The Mudcat Café TM
Thread #110662   Message #2326587
Posted By: Little Hawk
26-Apr-08 - 08:27 PM
Thread Name: BS: Theology question
Subject: RE: BS: Theology question
You may be assuming an offense where none is intended, John. I was simply trying to clarify that Jews are not a race. Some people seem to think they are one.

I keep bringing it up, because it seems to be a very fuzzy area in people's minds as to what they think a Jew is. Usually you find they haven't really given it much thought at all.

It's easy to know what a Canadian is. He's someone born in Canada. A German is someone born in Germany...or possibly a descendant of someone born in Germany if you want to look at it that way. A Lakota Indian is someone descended from other Lakota Indians. A Swede is someone from Sweden. A Catholic is a member of the Catholic religious community. A Buddhist is a member of the Buddhist community. Etc....etc...

But a Jew is not necessarily someone born in any particular location (including Israel) nor is he necessarily someone born to Jewish parents (since he could be a convert) NOR is he some necessarily who practices Judaism (the religion), since he could be an atheist. Some people born in Israel (like Arabs) are definitely not Jews, but they are Israelis. So what the heck is the final definition of a person called a "Jew"? Most people never even gave that 10 seconds thought in their life, I bet.

And yet we have a special red flag word "anti-semitic" coined specially to designate people who are against Jews, and it seems to be the ultimate negative stigma possible (along with "racist" or "child molester"). So what's that about if most people can't even agree among themselves on what a Jew is and have never really thought about it? Doesn't it seem a little strange?

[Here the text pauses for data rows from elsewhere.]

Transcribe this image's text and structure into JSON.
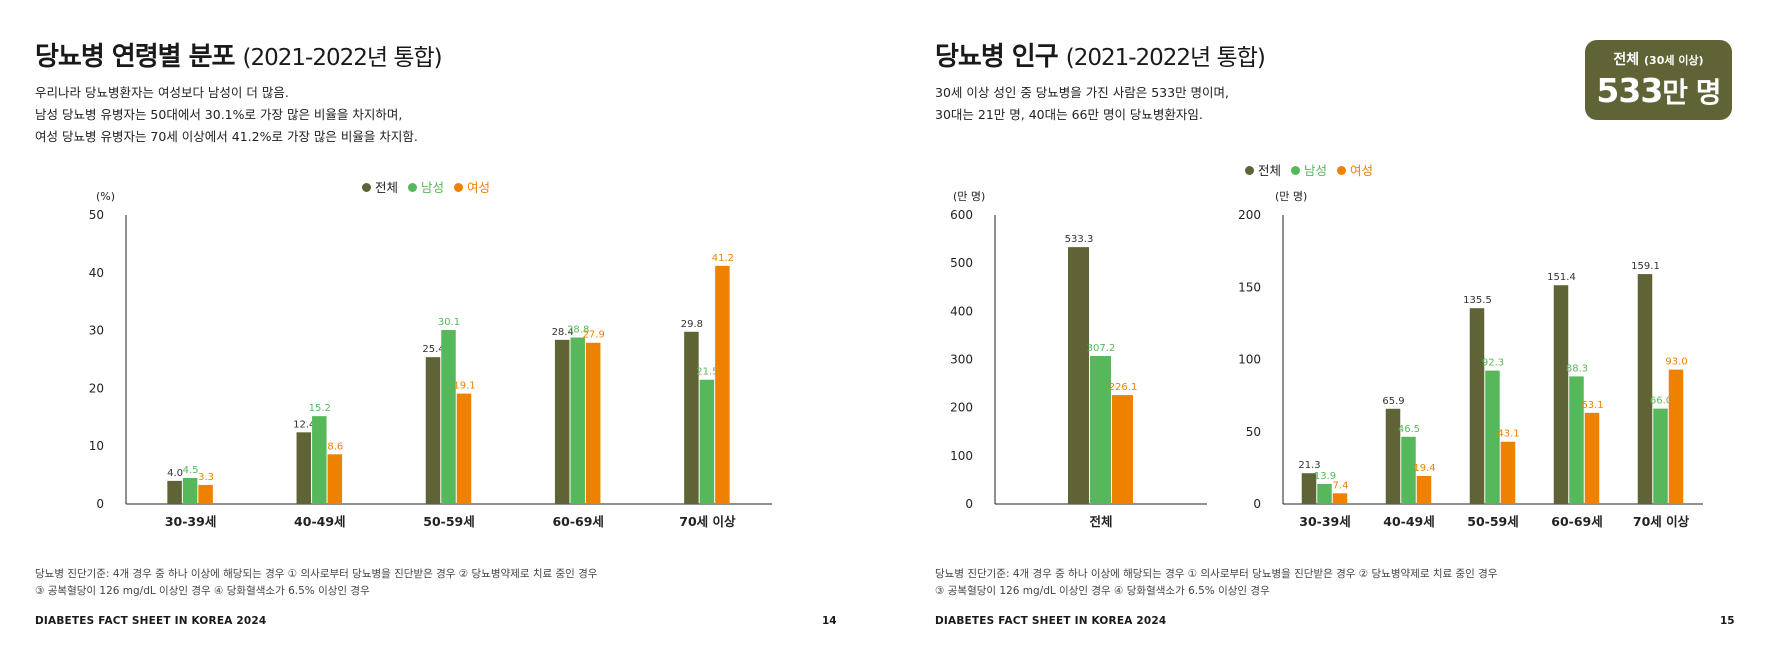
{
  "left_page": {
    "title": "당뇨병 연령별 분포",
    "title_sub": "(2021-2022년 통합)",
    "desc": [
      "우리나라 당뇨병환자는 여성보다 남성이 더 많음.",
      "남성 당뇨병 유병자는 50대에서 30.1%로 가장 많은 비율을 차지하며,",
      "여성 당뇨병 유병자는 70세 이상에서 41.2%로 가장 많은 비율을 차지함."
    ],
    "footnote": [
      "당뇨병 진단기준: 4개 경우 중 하나 이상에 해당되는 경우 ① 의사로부터 당뇨병을 진단받은 경우 ② 당뇨병약제로 치료 중인 경우",
      "③ 공복혈당이 126 mg/dL 이상인 경우 ④ 당화혈색소가 6.5% 이상인 경우"
    ],
    "brand": "DIABETES FACT SHEET IN KOREA 2024",
    "page_number": "14"
  },
  "right_page": {
    "title": "당뇨병 인구",
    "title_sub": "(2021-2022년 통합)",
    "desc": [
      "30세 이상 성인 중 당뇨병을 가진 사람은 533만 명이며,",
      "30대는 21만 명, 40대는 66만 명이 당뇨병환자임."
    ],
    "badge": {
      "label": "전체",
      "label_small": "(30세 이상)",
      "value": "533",
      "unit": "만 명"
    },
    "footnote": [
      "당뇨병 진단기준: 4개 경우 중 하나 이상에 해당되는 경우 ① 의사로부터 당뇨병을 진단받은 경우 ② 당뇨병약제로 치료 중인 경우",
      "③ 공복혈당이 126 mg/dL 이상인 경우 ④ 당화혈색소가 6.5% 이상인 경우"
    ],
    "brand": "DIABETES FACT SHEET IN KOREA 2024",
    "page_number": "15"
  },
  "legend": {
    "total": "전체",
    "male": "남성",
    "female": "여성"
  },
  "colors": {
    "total": "#5f6335",
    "male": "#56b85a",
    "female": "#ee8200",
    "axis": "#222222"
  },
  "chart_data": [
    {
      "type": "bar",
      "ylabel": "(%)",
      "ylim": [
        0,
        50
      ],
      "yticks": [
        0,
        10,
        20,
        30,
        40,
        50
      ],
      "categories": [
        "30-39세",
        "40-49세",
        "50-59세",
        "60-69세",
        "70세 이상"
      ],
      "series": [
        {
          "name": "전체",
          "values": [
            4.0,
            12.4,
            25.4,
            28.4,
            29.8
          ],
          "labels": [
            "4.0",
            "12.4",
            "25.4",
            "28.4",
            "29.8"
          ]
        },
        {
          "name": "남성",
          "values": [
            4.5,
            15.2,
            30.1,
            28.8,
            21.5
          ],
          "labels": [
            "4.5",
            "15.2",
            "30.1",
            "28.8",
            "21.5"
          ]
        },
        {
          "name": "여성",
          "values": [
            3.3,
            8.6,
            19.1,
            27.9,
            41.2
          ],
          "labels": [
            "3.3",
            "8.6",
            "19.1",
            "27.9",
            "41.2"
          ]
        }
      ],
      "legend": "top-center",
      "grid": false
    },
    {
      "type": "bar",
      "ylabel": "(만 명)",
      "ylim": [
        0,
        600
      ],
      "yticks": [
        0,
        100,
        200,
        300,
        400,
        500,
        600
      ],
      "categories": [
        "전체"
      ],
      "series": [
        {
          "name": "전체",
          "values": [
            533.3
          ],
          "labels": [
            "533.3"
          ]
        },
        {
          "name": "남성",
          "values": [
            307.2
          ],
          "labels": [
            "307.2"
          ]
        },
        {
          "name": "여성",
          "values": [
            226.1
          ],
          "labels": [
            "226.1"
          ]
        }
      ],
      "grid": false
    },
    {
      "type": "bar",
      "ylabel": "(만 명)",
      "ylim": [
        0,
        200
      ],
      "yticks": [
        0,
        50,
        100,
        150,
        200
      ],
      "categories": [
        "30-39세",
        "40-49세",
        "50-59세",
        "60-69세",
        "70세 이상"
      ],
      "series": [
        {
          "name": "전체",
          "values": [
            21.3,
            65.9,
            135.5,
            151.4,
            159.1
          ],
          "labels": [
            "21.3",
            "65.9",
            "135.5",
            "151.4",
            "159.1"
          ]
        },
        {
          "name": "남성",
          "values": [
            13.9,
            46.5,
            92.3,
            88.3,
            66.0
          ],
          "labels": [
            "13.9",
            "46.5",
            "92.3",
            "88.3",
            "66.0"
          ]
        },
        {
          "name": "여성",
          "values": [
            7.4,
            19.4,
            43.1,
            63.1,
            93.0
          ],
          "labels": [
            "7.4",
            "19.4",
            "43.1",
            "63.1",
            "93.0"
          ]
        }
      ],
      "legend": "top-left",
      "grid": false
    }
  ]
}
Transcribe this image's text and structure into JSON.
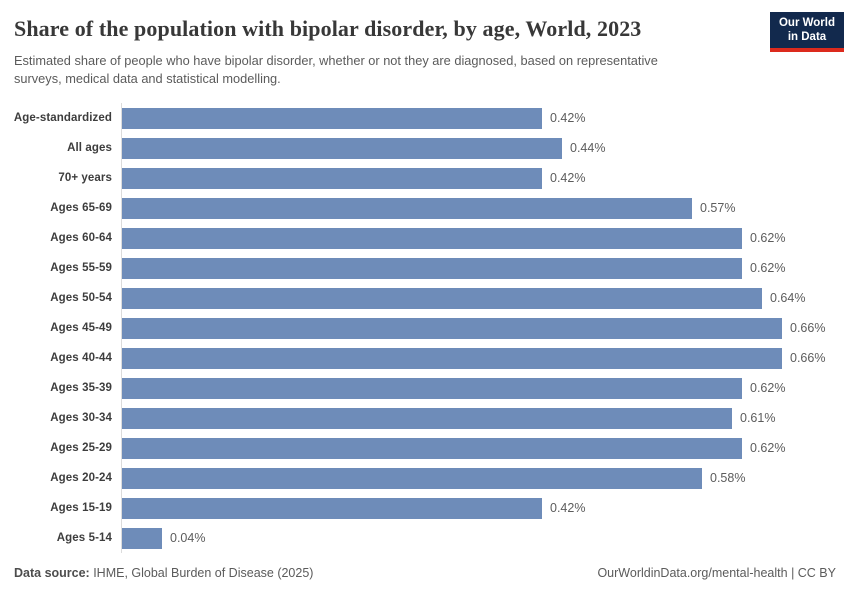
{
  "header": {
    "title": "Share of the population with bipolar disorder, by age, World, 2023",
    "subtitle": "Estimated share of people who have bipolar disorder, whether or not they are diagnosed, based on representative surveys, medical data and statistical modelling.",
    "logo": {
      "line1": "Our World",
      "line2": "in Data",
      "bg_color": "#12294d",
      "accent_color": "#dc2a1d"
    }
  },
  "chart_data": {
    "type": "bar",
    "orientation": "horizontal",
    "title": "Share of the population with bipolar disorder, by age, World, 2023",
    "xlabel": "",
    "ylabel": "",
    "xlim": [
      0,
      0.7
    ],
    "grid": false,
    "legend": "none",
    "unit": "%",
    "bar_color": "#6e8cb9",
    "categories": [
      "Age-standardized",
      "All ages",
      "70+ years",
      "Ages 65-69",
      "Ages 60-64",
      "Ages 55-59",
      "Ages 50-54",
      "Ages 45-49",
      "Ages 40-44",
      "Ages 35-39",
      "Ages 30-34",
      "Ages 25-29",
      "Ages 20-24",
      "Ages 15-19",
      "Ages 5-14"
    ],
    "values": [
      0.42,
      0.44,
      0.42,
      0.57,
      0.62,
      0.62,
      0.64,
      0.66,
      0.66,
      0.62,
      0.61,
      0.62,
      0.58,
      0.42,
      0.04
    ],
    "value_labels": [
      "0.42%",
      "0.44%",
      "0.42%",
      "0.57%",
      "0.62%",
      "0.62%",
      "0.64%",
      "0.66%",
      "0.66%",
      "0.62%",
      "0.61%",
      "0.62%",
      "0.58%",
      "0.42%",
      "0.04%"
    ]
  },
  "footer": {
    "source_label": "Data source:",
    "source_text": " IHME, Global Burden of Disease (2025)",
    "credit": "OurWorldinData.org/mental-health | CC BY"
  }
}
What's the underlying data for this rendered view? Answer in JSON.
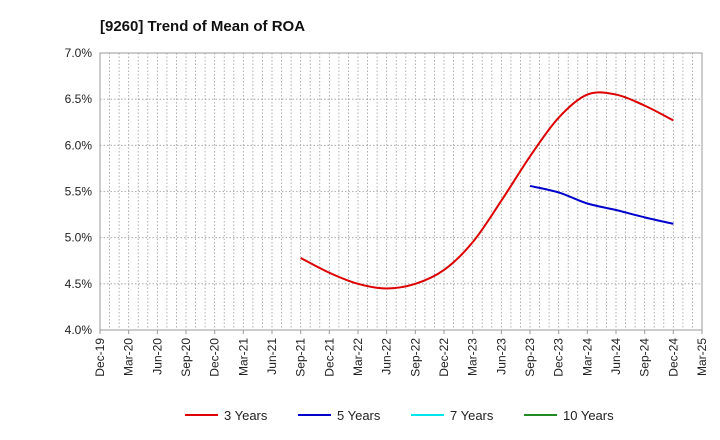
{
  "chart_data": {
    "type": "line",
    "title": "[9260]  Trend of Mean of ROA",
    "xlabel": "",
    "ylabel": "",
    "x_ticks": [
      "Dec-19",
      "Mar-20",
      "Jun-20",
      "Sep-20",
      "Dec-20",
      "Mar-21",
      "Jun-21",
      "Sep-21",
      "Dec-21",
      "Mar-22",
      "Jun-22",
      "Sep-22",
      "Dec-22",
      "Mar-23",
      "Jun-23",
      "Sep-23",
      "Dec-23",
      "Mar-24",
      "Jun-24",
      "Sep-24",
      "Dec-24",
      "Mar-25"
    ],
    "y_ticks": [
      "4.0%",
      "4.5%",
      "5.0%",
      "5.5%",
      "6.0%",
      "6.5%",
      "7.0%"
    ],
    "ylim": [
      4.0,
      7.0
    ],
    "grid": true,
    "legend_position": "bottom",
    "series": [
      {
        "name": "3 Years",
        "color": "#dd0000",
        "x": [
          "Sep-21",
          "Dec-21",
          "Mar-22",
          "Jun-22",
          "Sep-22",
          "Dec-22",
          "Mar-23",
          "Jun-23",
          "Sep-23",
          "Dec-23",
          "Mar-24",
          "Jun-24",
          "Sep-24",
          "Dec-24"
        ],
        "values": [
          4.78,
          4.62,
          4.5,
          4.45,
          4.5,
          4.65,
          4.95,
          5.4,
          5.88,
          6.3,
          6.55,
          6.55,
          6.43,
          6.27
        ]
      },
      {
        "name": "5 Years",
        "color": "#0000cc",
        "x": [
          "Sep-23",
          "Dec-23",
          "Mar-24",
          "Jun-24",
          "Sep-24",
          "Dec-24"
        ],
        "values": [
          5.56,
          5.49,
          5.37,
          5.3,
          5.22,
          5.15
        ]
      },
      {
        "name": "7 Years",
        "color": "#00e5ee",
        "x": [],
        "values": []
      },
      {
        "name": "10 Years",
        "color": "#228b22",
        "x": [],
        "values": []
      }
    ]
  }
}
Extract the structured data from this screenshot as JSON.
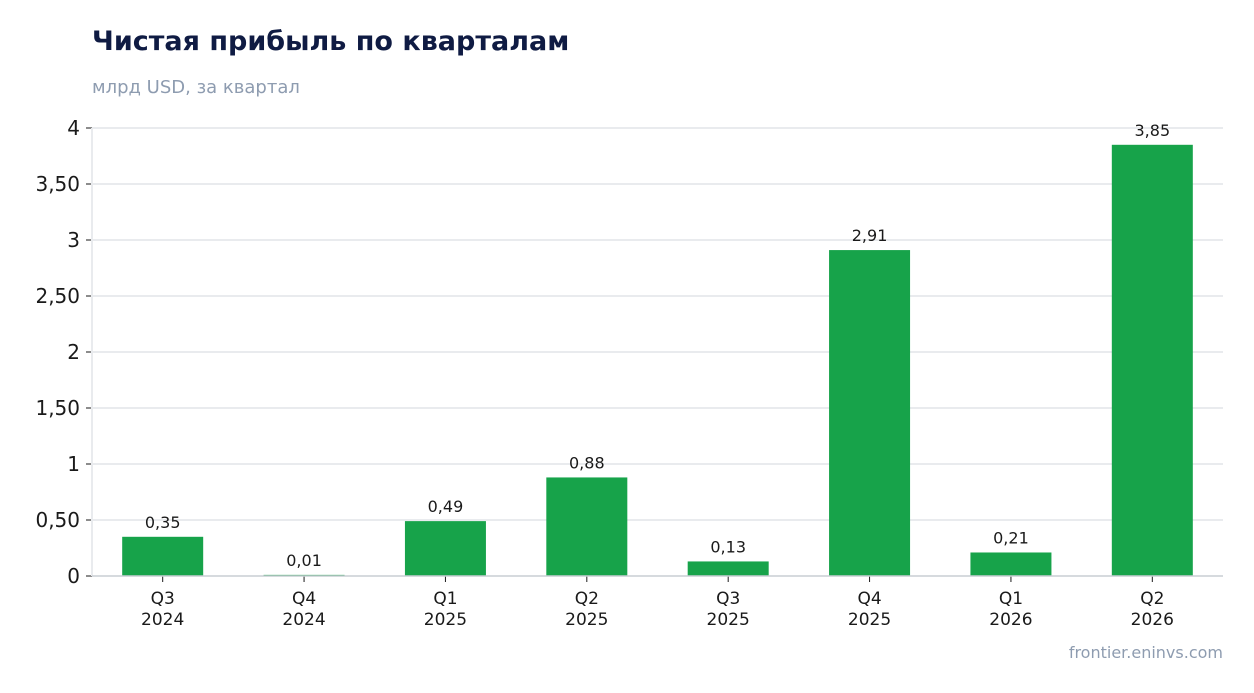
{
  "header": {
    "title": "Чистая прибыль по кварталам",
    "subtitle": "млрд USD, за квартал"
  },
  "footer": {
    "source": "frontier.eninvs.com"
  },
  "colors": {
    "bar": "#17a34a",
    "grid": "#e9ebee",
    "axis": "#c9cdd3",
    "text": "#1a1a1a",
    "title": "#0f1b43",
    "muted": "#8e9cb0"
  },
  "chart_data": {
    "type": "bar",
    "title": "Чистая прибыль по кварталам",
    "subtitle": "млрд USD, за квартал",
    "categories": [
      [
        "Q3",
        "2024"
      ],
      [
        "Q4",
        "2024"
      ],
      [
        "Q1",
        "2025"
      ],
      [
        "Q2",
        "2025"
      ],
      [
        "Q3",
        "2025"
      ],
      [
        "Q4",
        "2025"
      ],
      [
        "Q1",
        "2026"
      ],
      [
        "Q2",
        "2026"
      ]
    ],
    "values": [
      0.35,
      0.01,
      0.49,
      0.88,
      0.13,
      2.91,
      0.21,
      3.85
    ],
    "value_labels": [
      "0,35",
      "0,01",
      "0,49",
      "0,88",
      "0,13",
      "2,91",
      "0,21",
      "3,85"
    ],
    "y_ticks": [
      0,
      0.5,
      1,
      1.5,
      2,
      2.5,
      3,
      3.5,
      4
    ],
    "y_tick_labels": [
      "0",
      "0,50",
      "1",
      "1,50",
      "2",
      "2,50",
      "3",
      "3,50",
      "4"
    ],
    "ylim": [
      0,
      4
    ],
    "grid": true,
    "legend": false
  }
}
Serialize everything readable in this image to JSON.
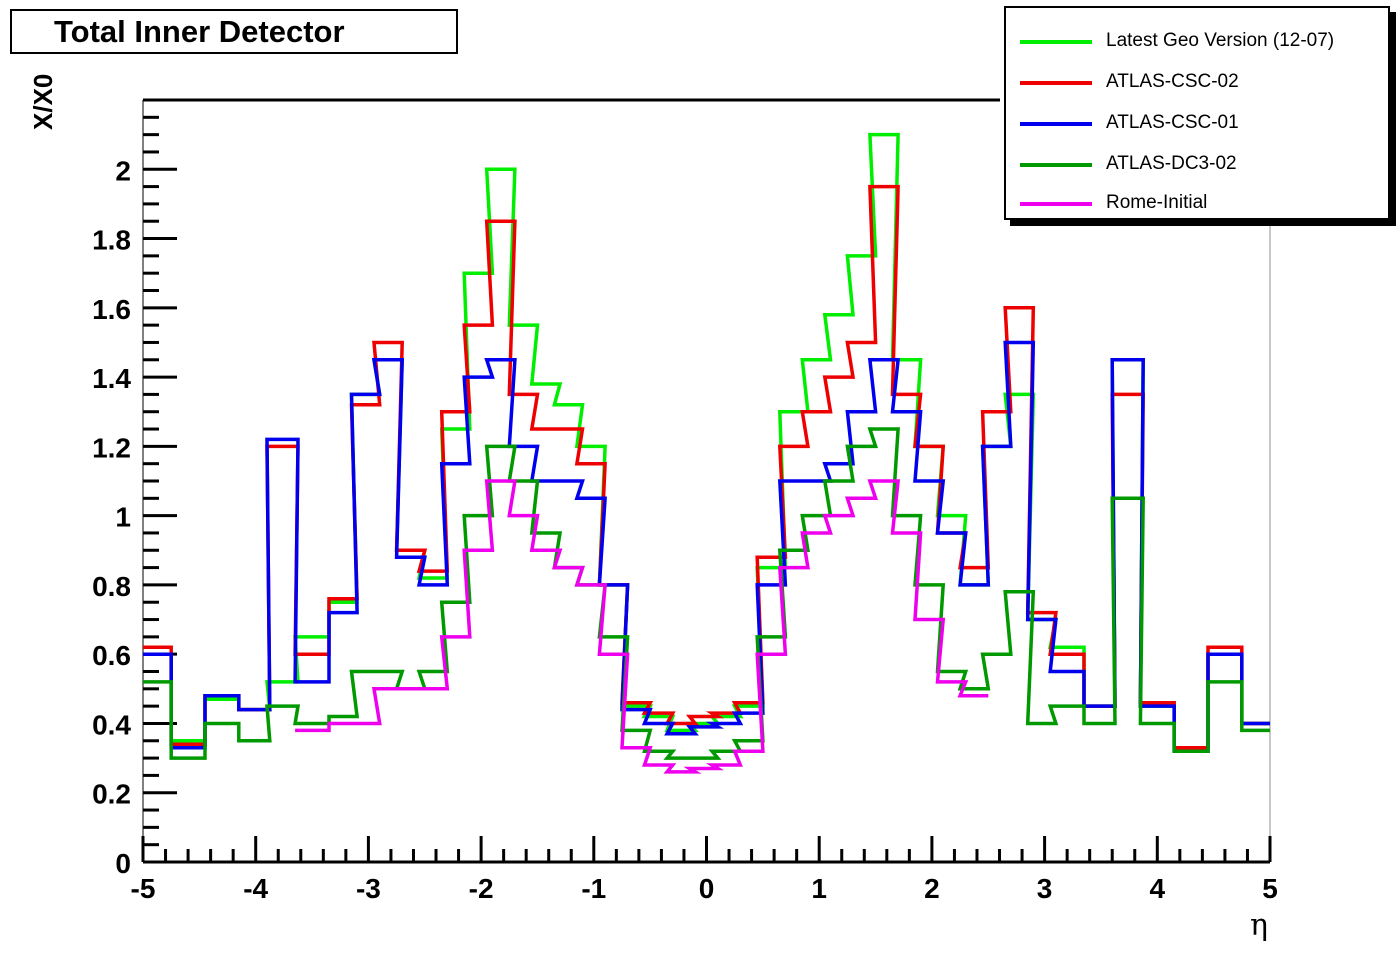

It's because of the extremities of emotion and attitude around these anti-semitism issues that I bring it up, and that's why it interests me. If people are going to raise very emotional issues around an identity like "Jewish" then they should at least give some thought to what it actually MEANS, right? At least I would hope they would.

As far as I'm concerned, it's a unique situation in the world, and it has been so since WWII, if not long, long before that, since there were many previous pogroms against the Jews. I think most people are incredibly mentally lazy about it, because most of them never even stopped to think what a "Jew" is, did they? They just acted on some facile assumptions about what a Jew is, picked up some cardboard stereotype from their parents and filed it in their mind, and those assumptions were probably several cards short of the whole deck.

Hitler could not have fooled so many Germans, for example, and gotten them to support his crazy anti-Jewish crusade if a few more of them had been inclined to actually THINK a bit about what a Jew is, and what varieties of possibility that entails...instead of just accepting the cardboard stereotype of a Jew that he waved in front of them.

But again, I'm clearly expecting too much of humanity, right? I expect humanity to be smart enough to get over this divisive nonsense of labelling people in groups and prejudging them on that basis, but it clearly is not going to happen in my lifetime.